7. Une écriture en déplacement

 
 
Im Goldenen Schnitt I & II, chorégraphie Gerhard Bohner (1989),
reconstruction et solo Cesc Gelabert (1996).
© Klaus Rabien

 

Lorsqu’elle cesse de se focaliser sur l’apparence extérieure et sur l’expressivité du mouvement, l’attention est plus libre de se porter sur les modalités d’écriture chorégraphique. Ecriture du geste, ou des déplacements, ou composition des pièces. Sous cet angle encore, la re-visitation de certains fondamentaux, la réévaluation des héritages, côtoient des expérimentations toutes nouvelles.

Lorsqu’en 1989, l’Allemand Gerhard Bohner crée Im (Goldenen) Schnitt I et II, il y inscrit son demi-siècle de savoirs essentiels sur l’espace et la ligne, la diagonale, l’angle, la courbe, le carré; sur la composition liée à la musique et à un environnement plastique. Vingt ans plus tard, le Catalan Cesc Gelabert reprend et transmet à nouveau l’héritage de ce prédécesseur disparu .

Ecriture du geste ou des déplacements
Pendant de longues années, la Belge Michèle Noiret a été la danseuse impossible dont rêvait le compositeur contemporain Karlheinz Stockhausen. Il imaginait strictement qu’à chaque note puisse correspondre exactement un geste. Si elle s’en est détachée en retrouvant les voies du lyrisme, la chorégraphe revisite la musique de ce maître dans Twelve Seasons, et trouve dans les nouvelles technologies les outils d’une poétisation du trouble.
Parfaitement dansants semblent aussi The Moebius Strip de Gilles Jobin, ou le programme Zoo de la compagnie de Thomas Hauert. Pour autant le premier relève d’une composition rigoureuse selon les carrés d’une grille. Ce principe ne doit pas rien à l’héritage du père du chorégraphe, peintre de l’abstraction géométrique. Quant à la série de pièces des partenaires de Thomas Hauert, elles systématisent la mise en œuvre de principes d’écriture: danser des états d’âge, différer la perception de l’interprétation gestuelle puis de l’interprétation musicale, remonter une danse en sens inverse de son déroulement, etc.

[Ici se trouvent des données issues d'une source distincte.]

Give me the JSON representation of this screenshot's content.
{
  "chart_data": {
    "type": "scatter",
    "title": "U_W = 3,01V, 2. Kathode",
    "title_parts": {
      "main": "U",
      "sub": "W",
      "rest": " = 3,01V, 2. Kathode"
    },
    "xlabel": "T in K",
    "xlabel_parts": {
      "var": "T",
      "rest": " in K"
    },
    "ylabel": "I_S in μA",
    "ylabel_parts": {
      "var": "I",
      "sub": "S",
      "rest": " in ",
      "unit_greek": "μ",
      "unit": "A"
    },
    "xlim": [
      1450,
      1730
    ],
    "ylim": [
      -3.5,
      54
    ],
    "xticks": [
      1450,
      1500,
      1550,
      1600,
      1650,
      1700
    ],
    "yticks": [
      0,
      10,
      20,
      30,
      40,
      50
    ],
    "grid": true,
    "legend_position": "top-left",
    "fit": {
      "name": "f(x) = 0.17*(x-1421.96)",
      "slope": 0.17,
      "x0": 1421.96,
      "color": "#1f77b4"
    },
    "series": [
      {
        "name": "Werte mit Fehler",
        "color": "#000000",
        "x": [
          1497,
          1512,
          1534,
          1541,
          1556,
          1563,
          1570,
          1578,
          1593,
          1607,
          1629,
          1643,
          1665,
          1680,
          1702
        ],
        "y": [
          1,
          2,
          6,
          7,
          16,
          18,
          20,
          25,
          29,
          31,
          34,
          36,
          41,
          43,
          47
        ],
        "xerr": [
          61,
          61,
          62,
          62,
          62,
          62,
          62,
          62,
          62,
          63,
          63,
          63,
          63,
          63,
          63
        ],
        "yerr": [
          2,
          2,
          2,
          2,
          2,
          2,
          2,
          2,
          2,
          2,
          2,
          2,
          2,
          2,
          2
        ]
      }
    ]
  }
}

5, création de Thomas Hauert.
The Moebius Strip, chorégraphie Gilles Jobin.
Photos Bertrand Prévost © Centre Pompidou

 

Un mode particulier de composition: l’improvisation
Faut-il automatiquement considérer plus novateurs, ou audacieux, les projets basés sur l’improvisation? Par goût du risque et de l’imprévu, l’improvisation reste un mot magique, pour la plus grande liberté, sans doute illusoire, qu’on espère lui voir concéder aux interprètes. En fait, elle est un mode particulier de composition, dont les contraintes spécifiques sont l’instantanéité et la définition de consignes pré-établies. Ces procédés n’ont rien de nouveau, et l’improvisation jouit même d’une sorte de tradition de prestige dans l’imaginaire de la danse contemporaine. Et elle y demeure féconde.
L’Américaine Lisa Nelson en est une figure éminente, et on la retrouve au Centre Pompidou avec son compatriote et pionnier Steve Paxton, pour une semaine d’inventions aux côtés d’artistes européens. Dans la foulée, Olivia Grandville présente Ki-t comme une "partition d’improvisation". Mais peut-être est-ce le Portugais João Fiadeiro qui redonne le plus d’acuité et d’actualité au potentiel recélé par l’improvisation: ses spectacles se font paradoxalement virtuoses dans la saisie de l’instant infime où la simple présence sur le plateau bascule dans l’amorce d’une projection imaginaire, et dès lors commence à faire trace artistique. Mais ainsi ils cessent de ressortir pleinement au registre de… l’improvisation.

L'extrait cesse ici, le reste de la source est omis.